How many participants would you need to test to determine whether an interface component changed a users behavior? Have you seen this happen?

16 Dec 2011 - 5:55pm
4 years ago
7 replies
14650 reads

Hi everyone,

I'm curious to get other's thougths on a project I am working on.  

I need to test whether users would change their response based on whether the information was presented in one way vs another way.  For example, a value would be presented as 5 buttons where they could see all of them and click one OR the values could be presented in a slider with tick marks where they user could select one.

Question is do you think presenting the information in the two different ways could change what users would select and 2.  how many particants would you use to check this theory?

Thanks and Happy holidays.   


17 Dec 2011 - 3:14am

The answer to your question about how many participants would you need to test depends on how confident you want to be in the results.  Considering confidence intervals and margin of error statistics, 10 participants might be enough, but you will still probably have a margin of error in the neighborhood of +/-20%.  It also depends on the results.  If you conclude that approach B resulted in different behavior in 8 of 10 participants, then you would be pretty confident that there is a difference between A and B , even with a 20% margin of error.  If you conclude that approach B resulted in different behavior in only 3 of the 10 participants, then you would have pretty low confidence that there is a difference between A and B.

It seems plausible that presenting the information in the two different ways could impact what people select.  But, be careful to isolate the causal factors; what the default setting is (if there is one) will have an effect; how accurate and responsive the slider is could also have an effect (as will the device people are using).  Also assuming that you are keeping the same order and labels on the values.

18 Dec 2011 - 9:31pm
Dana Chisnell


  Well, it's all about context. What's the behavior you *want* people to engage in here? What do you want their next step to be? Where did they come from? So, think about what the success criteria would be -- that is, what do you want people to do? What's the usability / business goal here?  Without seeing the design and where in it this particular interaction fits, and without knowing what the application does and why users might be motivated to use it, I can't predict whether users would change what they select. 

  When you test it, you can have each person use both designs -- but change the order they use them in. So, every other person should start with the slider version. You probably want 8 people to test this. Though you could do it with 4, I'm assuming there will be other things in the design that you want to observe that may interact with this thing that you want to see, or that might even muddy (or even create a confound) your data.

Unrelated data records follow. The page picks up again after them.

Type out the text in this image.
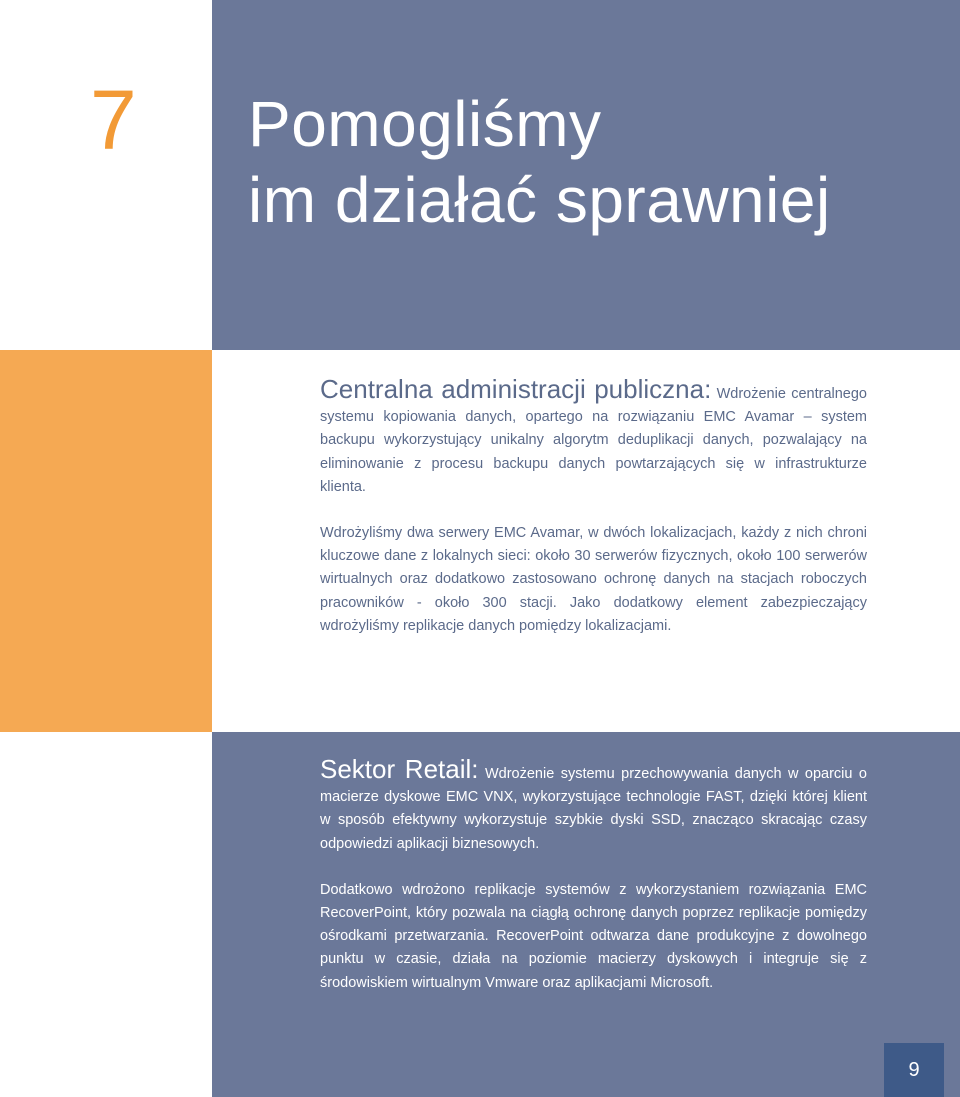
7 Pomogliśmy
im działać sprawniej

Centralna administracji publiczna: Wdrożenie centralnego systemu kopiowania danych, opartego na rozwiązaniu EMC Avamar – system backupu wykorzystujący unikalny algorytm deduplikacji danych, pozwalający na eliminowanie z procesu backupu danych powtarzających się w infrastrukturze klienta.

Wdrożyliśmy dwa serwery EMC Avamar, w dwóch lokalizacjach, każdy z nich chroni kluczowe dane z lokalnych sieci: około 30 serwerów fizycznych, około 100 serwerów wirtualnych oraz dodatkowo zastosowano ochronę danych na stacjach roboczych pracowników - około 300 stacji. Jako dodatkowy element zabezpieczający wdrożyliśmy replikacje danych pomiędzy lokalizacjami.

Sektor Retail: Wdrożenie systemu przechowywania danych w oparciu o macierze dyskowe EMC VNX, wykorzystujące technologie FAST, dzięki której klient w sposób efektywny wykorzystuje szybkie dyski SSD, znacząco skracając czasy odpowiedzi aplikacji biznesowych.

Dodatkowo wdrożono replikacje systemów z wykorzystaniem rozwiązania EMC RecoverPoint, który pozwala na ciągłą ochronę danych poprzez replikacje pomiędzy ośrodkami przetwarzania. RecoverPoint odtwarza dane produkcyjne z dowolnego punktu w czasie, działa na poziomie macierzy dyskowych i integruje się z środowiskiem wirtualnym Vmware oraz aplikacjami Microsoft.

9
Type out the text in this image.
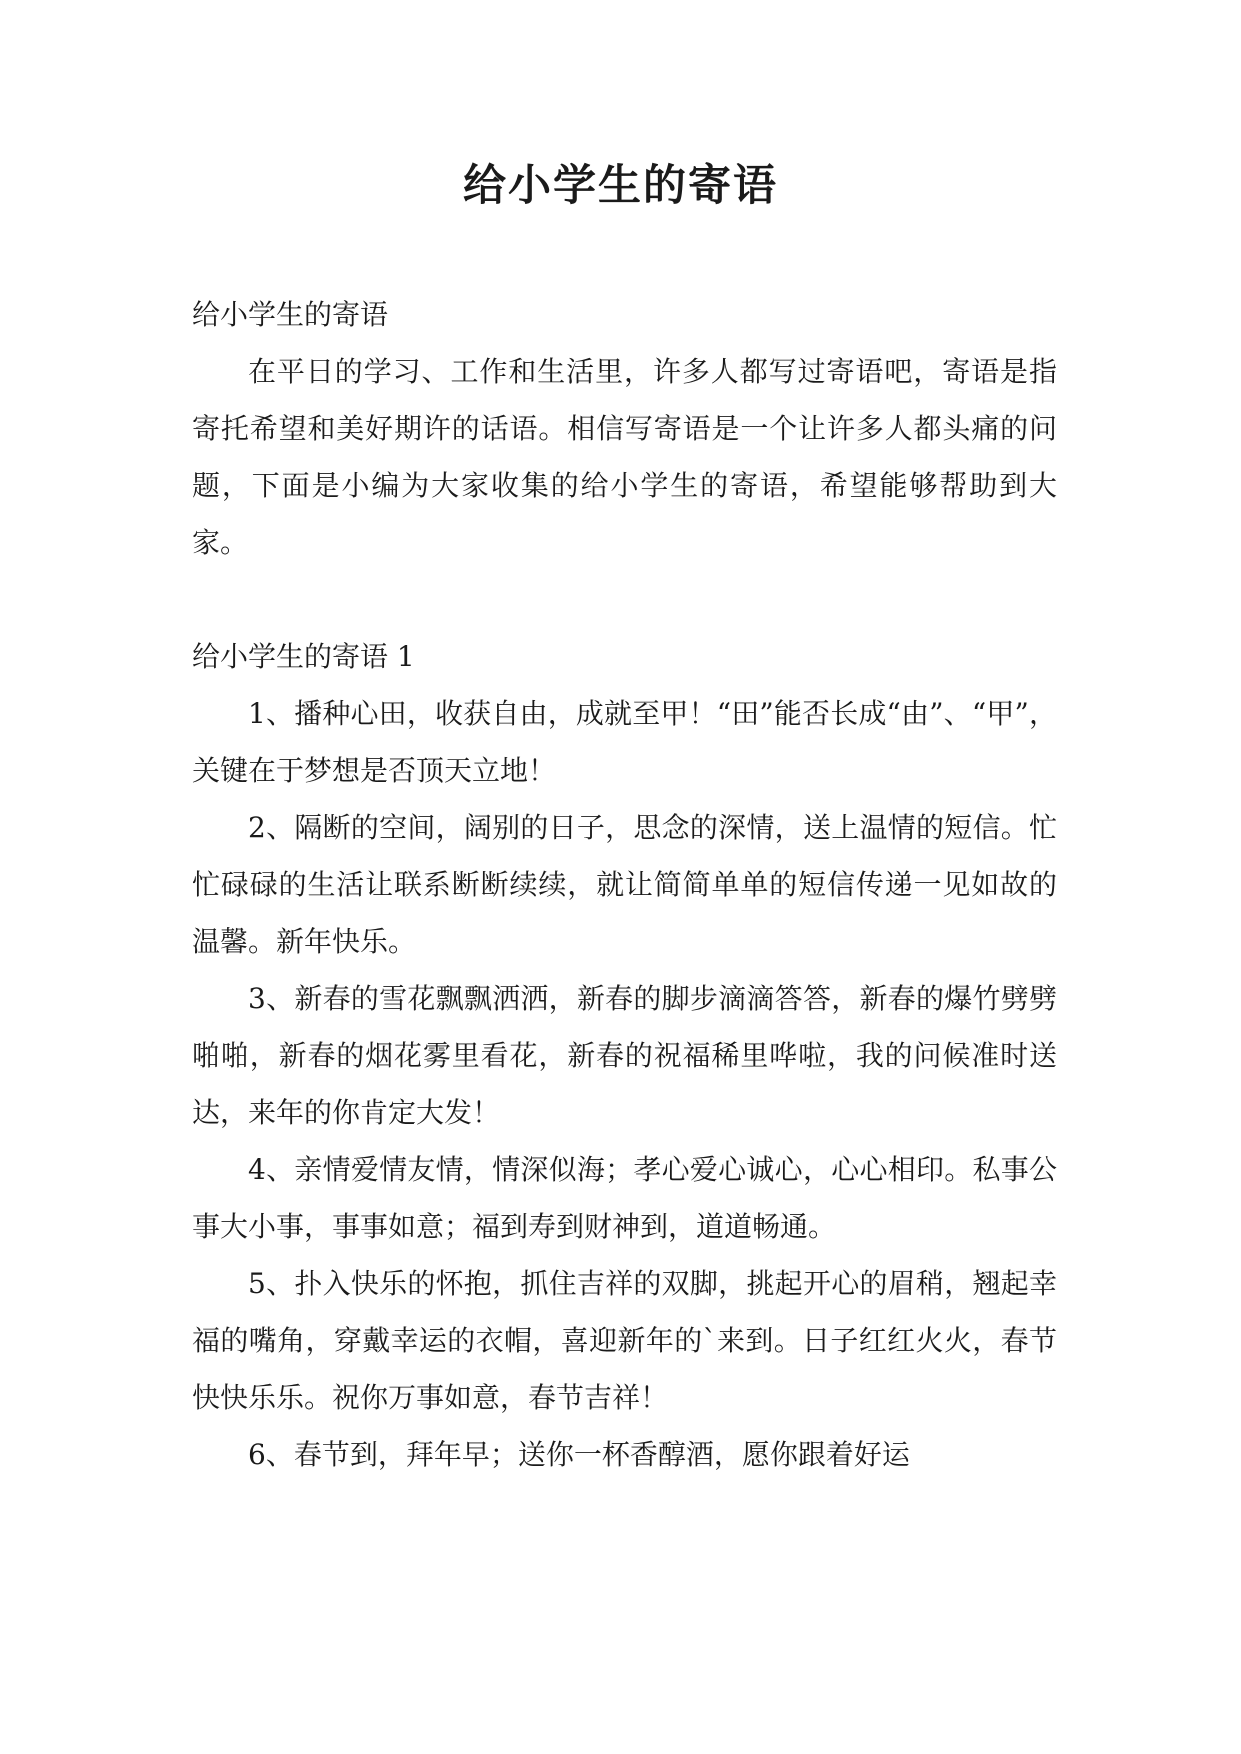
给小学生的寄语

给小学生的寄语

在平日的学习、工作和生活里，许多人都写过寄语吧，寄语是指寄托希望和美好期许的话语。相信写寄语是一个让许多人都头痛的问题，下面是小编为大家收集的给小学生的寄语，希望能够帮助到大家。

给小学生的寄语 1

1、播种心田，收获自由，成就至甲！“田”能否长成“由”、“甲”，关键在于梦想是否顶天立地！

2、隔断的空间，阔别的日子，思念的深情，送上温情的短信。忙忙碌碌的生活让联系断断续续，就让简简单单的短信传递一见如故的温馨。新年快乐。

3、新春的雪花飘飘洒洒，新春的脚步滴滴答答，新春的爆竹劈劈啪啪，新春的烟花雾里看花，新春的祝福稀里哗啦，我的问候准时送达，来年的你肯定大发！

4、亲情爱情友情，情深似海；孝心爱心诚心，心心相印。私事公事大小事，事事如意；福到寿到财神到，道道畅通。

5、扑入快乐的怀抱，抓住吉祥的双脚，挑起开心的眉稍，翘起幸福的嘴角，穿戴幸运的衣帽，喜迎新年的`来到。日子红红火火，春节快快乐乐。祝你万事如意，春节吉祥！

6、春节到，拜年早；送你一杯香醇酒，愿你跟着好运
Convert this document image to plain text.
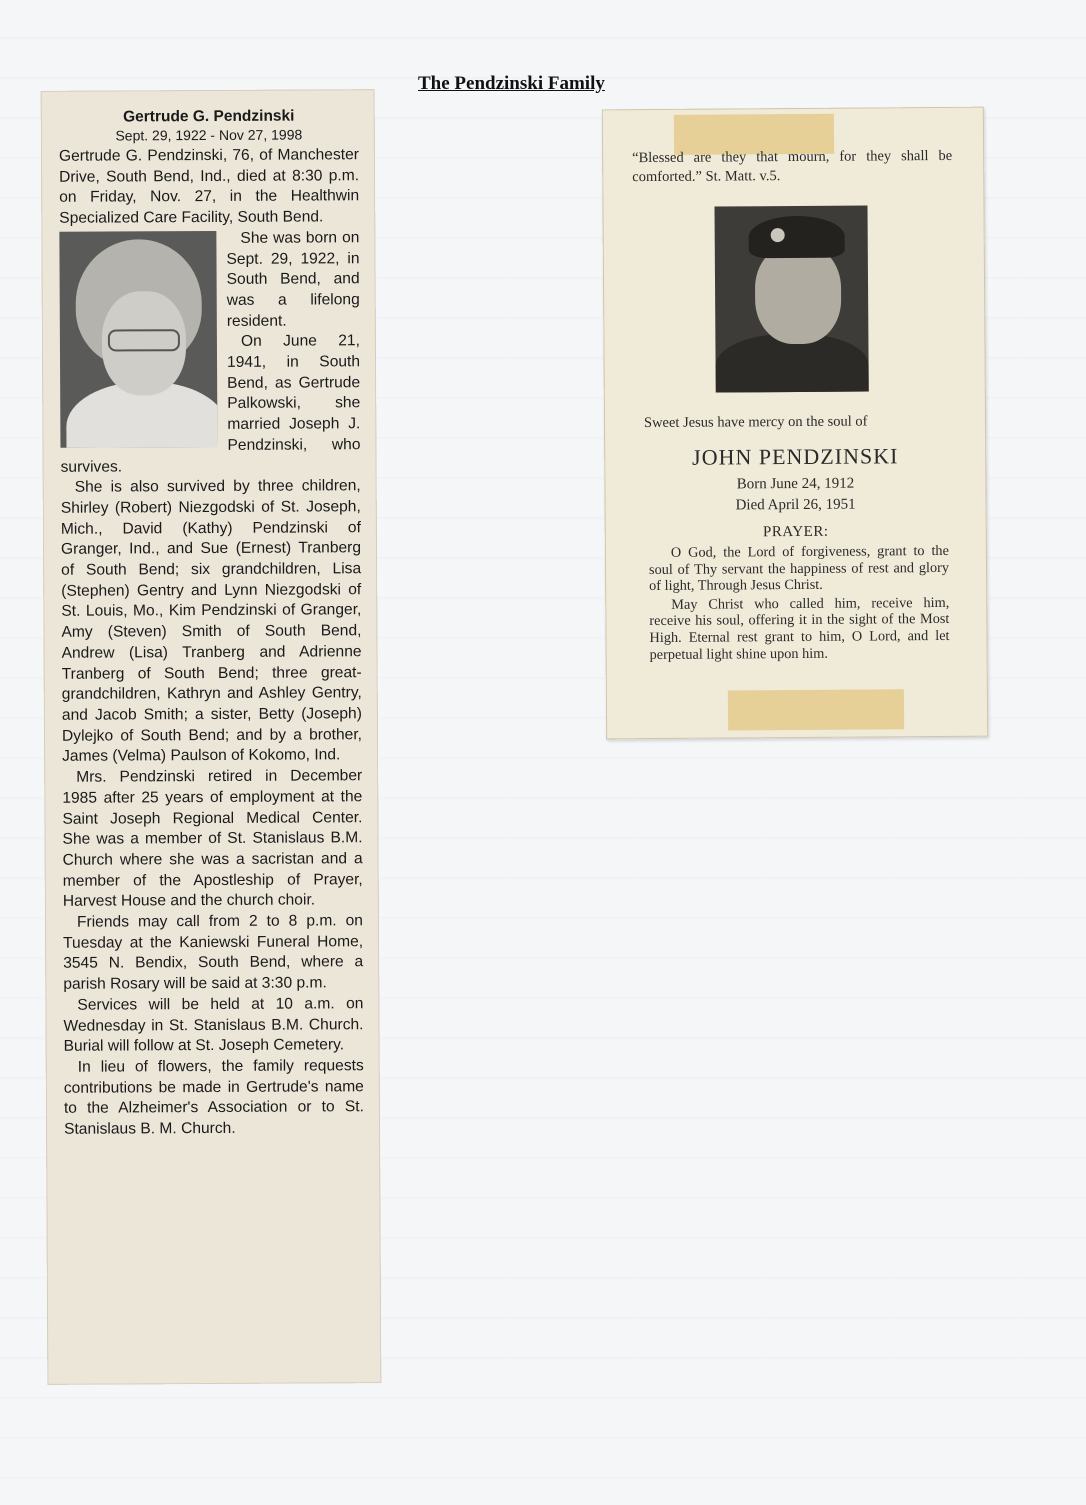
The Pendzinski Family
Gertrude G. Pendzinski
Sept. 29, 1922 - Nov 27, 1998

Gertrude G. Pendzinski, 76, of Manchester Drive, South Bend, Ind., died at 8:30 p.m. on Friday, Nov. 27, in the Healthwin Specialized Care Facility, South Bend.

She was born on Sept. 29, 1922, in South Bend, and was a lifelong resident.

On June 21, 1941, in South Bend, as Gertrude Palkowski, she married Joseph J. Pendzinski, who survives.

She is also survived by three children, Shirley (Robert) Niezgodski of St. Joseph, Mich., David (Kathy) Pendzinski of Granger, Ind., and Sue (Ernest) Tranberg of South Bend; six grandchildren, Lisa (Stephen) Gentry and Lynn Niezgodski of St. Louis, Mo., Kim Pendzinski of Granger, Amy (Steven) Smith of South Bend, Andrew (Lisa) Tranberg and Adrienne Tranberg of South Bend; three great-grandchildren, Kathryn and Ashley Gentry, and Jacob Smith; a sister, Betty (Joseph) Dylejko of South Bend; and by a brother, James (Velma) Paulson of Kokomo, Ind.

Mrs. Pendzinski retired in December 1985 after 25 years of employment at the Saint Joseph Regional Medical Center. She was a member of St. Stanislaus B.M. Church where she was a sacristan and a member of the Apostleship of Prayer, Harvest House and the church choir.

Friends may call from 2 to 8 p.m. on Tuesday at the Kaniewski Funeral Home, 3545 N. Bendix, South Bend, where a parish Rosary will be said at 3:30 p.m.

Services will be held at 10 a.m. on Wednesday in St. Stanislaus B.M. Church. Burial will follow at St. Joseph Cemetery.

In lieu of flowers, the family requests contributions be made in Gertrude's name to the Alzheimer's Association or to St. Stanislaus B. M. Church.

“Blessed are they that mourn, for they shall be comforted.” St. Matt. v.5.
Sweet Jesus have mercy on the soul of
JOHN PENDZINSKI
Born June 24, 1912
Died April 26, 1951
PRAYER:

O God, the Lord of forgiveness, grant to the soul of Thy servant the happiness of rest and glory of light, Through Jesus Christ.

May Christ who called him, receive him, receive his soul, offering it in the sight of the Most High. Eternal rest grant to him, O Lord, and let perpetual light shine upon him.
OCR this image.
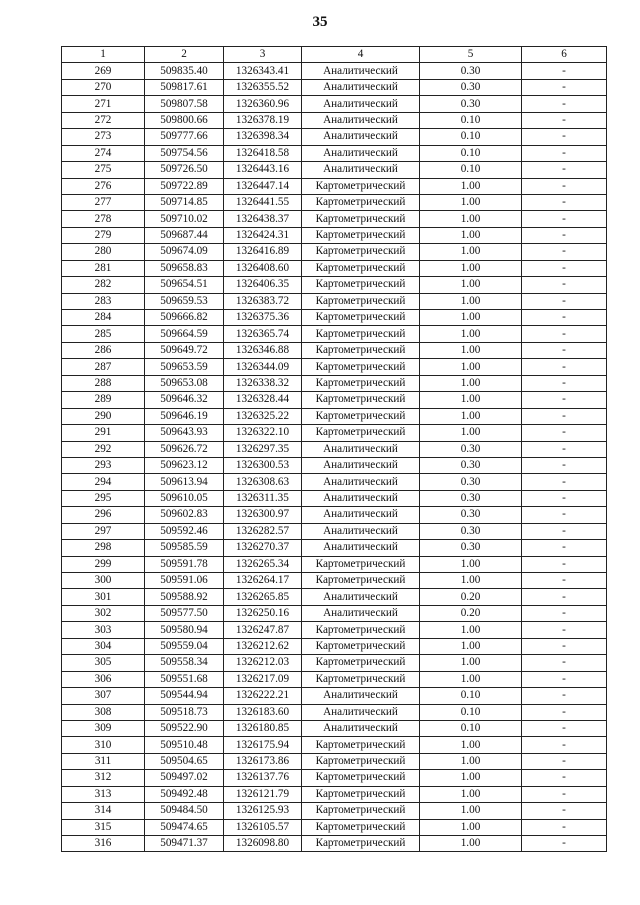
35
1	2	3	4	5	6
269	509835.40	1326343.41	Аналитический	0.30	-
270	509817.61	1326355.52	Аналитический	0.30	-
271	509807.58	1326360.96	Аналитический	0.30	-
272	509800.66	1326378.19	Аналитический	0.10	-
273	509777.66	1326398.34	Аналитический	0.10	-
274	509754.56	1326418.58	Аналитический	0.10	-
275	509726.50	1326443.16	Аналитический	0.10	-
276	509722.89	1326447.14	Картометрический	1.00	-
277	509714.85	1326441.55	Картометрический	1.00	-
278	509710.02	1326438.37	Картометрический	1.00	-
279	509687.44	1326424.31	Картометрический	1.00	-
280	509674.09	1326416.89	Картометрический	1.00	-
281	509658.83	1326408.60	Картометрический	1.00	-
282	509654.51	1326406.35	Картометрический	1.00	-
283	509659.53	1326383.72	Картометрический	1.00	-
284	509666.82	1326375.36	Картометрический	1.00	-
285	509664.59	1326365.74	Картометрический	1.00	-
286	509649.72	1326346.88	Картометрический	1.00	-
287	509653.59	1326344.09	Картометрический	1.00	-
288	509653.08	1326338.32	Картометрический	1.00	-
289	509646.32	1326328.44	Картометрический	1.00	-
290	509646.19	1326325.22	Картометрический	1.00	-
291	509643.93	1326322.10	Картометрический	1.00	-
292	509626.72	1326297.35	Аналитический	0.30	-
293	509623.12	1326300.53	Аналитический	0.30	-
294	509613.94	1326308.63	Аналитический	0.30	-
295	509610.05	1326311.35	Аналитический	0.30	-
296	509602.83	1326300.97	Аналитический	0.30	-
297	509592.46	1326282.57	Аналитический	0.30	-
298	509585.59	1326270.37	Аналитический	0.30	-
299	509591.78	1326265.34	Картометрический	1.00	-
300	509591.06	1326264.17	Картометрический	1.00	-
301	509588.92	1326265.85	Аналитический	0.20	-
302	509577.50	1326250.16	Аналитический	0.20	-
303	509580.94	1326247.87	Картометрический	1.00	-
304	509559.04	1326212.62	Картометрический	1.00	-
305	509558.34	1326212.03	Картометрический	1.00	-
306	509551.68	1326217.09	Картометрический	1.00	-
307	509544.94	1326222.21	Аналитический	0.10	-
308	509518.73	1326183.60	Аналитический	0.10	-
309	509522.90	1326180.85	Аналитический	0.10	-
310	509510.48	1326175.94	Картометрический	1.00	-
311	509504.65	1326173.86	Картометрический	1.00	-
312	509497.02	1326137.76	Картометрический	1.00	-
313	509492.48	1326121.79	Картометрический	1.00	-
314	509484.50	1326125.93	Картометрический	1.00	-
315	509474.65	1326105.57	Картометрический	1.00	-
316	509471.37	1326098.80	Картометрический	1.00	-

  You may find in reviewing the data after the test that changing users' behavior had nothing to so with this specific interaction element, but a combination of factors: where the interaction is in the workflow; the motivation of the user for doing the behavior; what else is on the screen at the same time (or other possible distractions).  

Good luck! 


20 Dec 2011 - 3:38am
Andy Polaine

I agree with what the others have said, but there is also a second point here that's important, which is the difference between qualitative and quantiative methods. If you want to find out why people have changed their behaviour (i.e., the way the information – actually it's an interface that you are describing, right? – was presented) and what they think of it, then take a small sample (10 is good, but even 6 or 7 would do) and delve deeper. Either ask them to think aloud and describe what they are thinking and doing, or video/screen capture them and get them to make a voice over describing what they were thinking and doing immediately afterwards while watching their own video back (this is a better method because the thinking aloud doesn't interfere with the original interaction).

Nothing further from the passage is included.